In so saying, he accepted the submission on behalf of the Coroner which was that whatever the ambit of the concept of “compulsory detention” there was no basis for saying Mrs Chadha was compulsorily detained at the time of her death. She had been admitted to hospital in 2011 after a serious injury which left her in a coma. From that time, she has not been confined to a place by compulsion, she was simply unable to move and was simply in receipt of essential medical care. The fact that she did not have capacity to consent to treatment and was therefore being treated on a “best interests basis” did not mean that she was compulsorily detained by a public authority. It was not clear whether there was in place an authority to deprive Mrs Chadha of liberty at the time of her death. Even if there was however that would not mean that she had, in fact, been deprived of liberty within the meaning of the Mental Capacity Act and Article 4 of the ECHR. She would only be regarded as deprived of liberty if she were “confined in a particular restrictive place” and “not free to leave:” see P at paras 22 and 49. In reality, she was not being kept confined, she was simply unable to leave hospital in the time she was taken there after her injury.

12.

Simon LJ, gave these reasons for refusing permission to appeal on the papers:

“The test under section 4(2)(b) of the Coroners and Justice Act 2009 where the coroner has reason to suspect that the deceased… died while in custody or otherwise in state detention. (Quote unchecked)

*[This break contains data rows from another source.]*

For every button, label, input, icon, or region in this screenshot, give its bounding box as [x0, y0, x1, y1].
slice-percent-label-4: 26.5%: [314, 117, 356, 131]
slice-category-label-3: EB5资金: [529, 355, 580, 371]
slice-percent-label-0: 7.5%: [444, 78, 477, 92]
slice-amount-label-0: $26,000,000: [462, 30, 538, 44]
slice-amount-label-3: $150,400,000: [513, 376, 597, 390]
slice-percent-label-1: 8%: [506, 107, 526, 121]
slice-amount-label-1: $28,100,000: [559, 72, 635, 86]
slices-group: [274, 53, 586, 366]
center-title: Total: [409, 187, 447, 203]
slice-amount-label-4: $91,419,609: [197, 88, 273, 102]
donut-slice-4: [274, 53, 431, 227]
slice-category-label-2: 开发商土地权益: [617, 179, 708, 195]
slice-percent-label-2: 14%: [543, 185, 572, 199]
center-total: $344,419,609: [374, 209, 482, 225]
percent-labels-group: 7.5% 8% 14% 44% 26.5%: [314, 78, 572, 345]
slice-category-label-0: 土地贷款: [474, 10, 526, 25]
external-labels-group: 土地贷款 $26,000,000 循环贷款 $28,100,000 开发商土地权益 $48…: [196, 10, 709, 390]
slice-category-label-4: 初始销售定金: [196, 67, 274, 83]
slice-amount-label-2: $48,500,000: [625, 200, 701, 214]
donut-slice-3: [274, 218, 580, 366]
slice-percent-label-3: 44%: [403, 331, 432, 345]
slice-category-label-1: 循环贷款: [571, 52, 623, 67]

The contents indicate very strongly that the statutory provisions are concerned with situations which involve the coercive powers of a state where a proper investigation of the death is necessary (see also section 48 and sub-section 2). There is no warrant for extending this to the situation of a patient who is receiving treatment in a persistent vegetative state. Although the two judgments of the court in R (on the application of LF) v HM Senior Coroner for Inner South London (2015) EWHC 2990 adopted a different approach to the analysis, both members of the court rejected the contention that the decision of the majority in [P] was authority for the conclusion that a patient being treated in an ICU was subject to state detention. The decision is strongly persuasive in relation to the facts of the present case and renders any appeal from the clearly reasoned judgment of Sir Stephen Silber as lacking any real prospect of success”.

13.

I agree with both Simon LJ and of Sir Stephen Silber. Notwithstanding the careful and measured argument advanced by Mr Underwood, there was no legal error in Sir Stephen Silber’s approach and there is no real prospect of successfully challenging his decision. The renewed application for permission to appeal against his is therefore refused.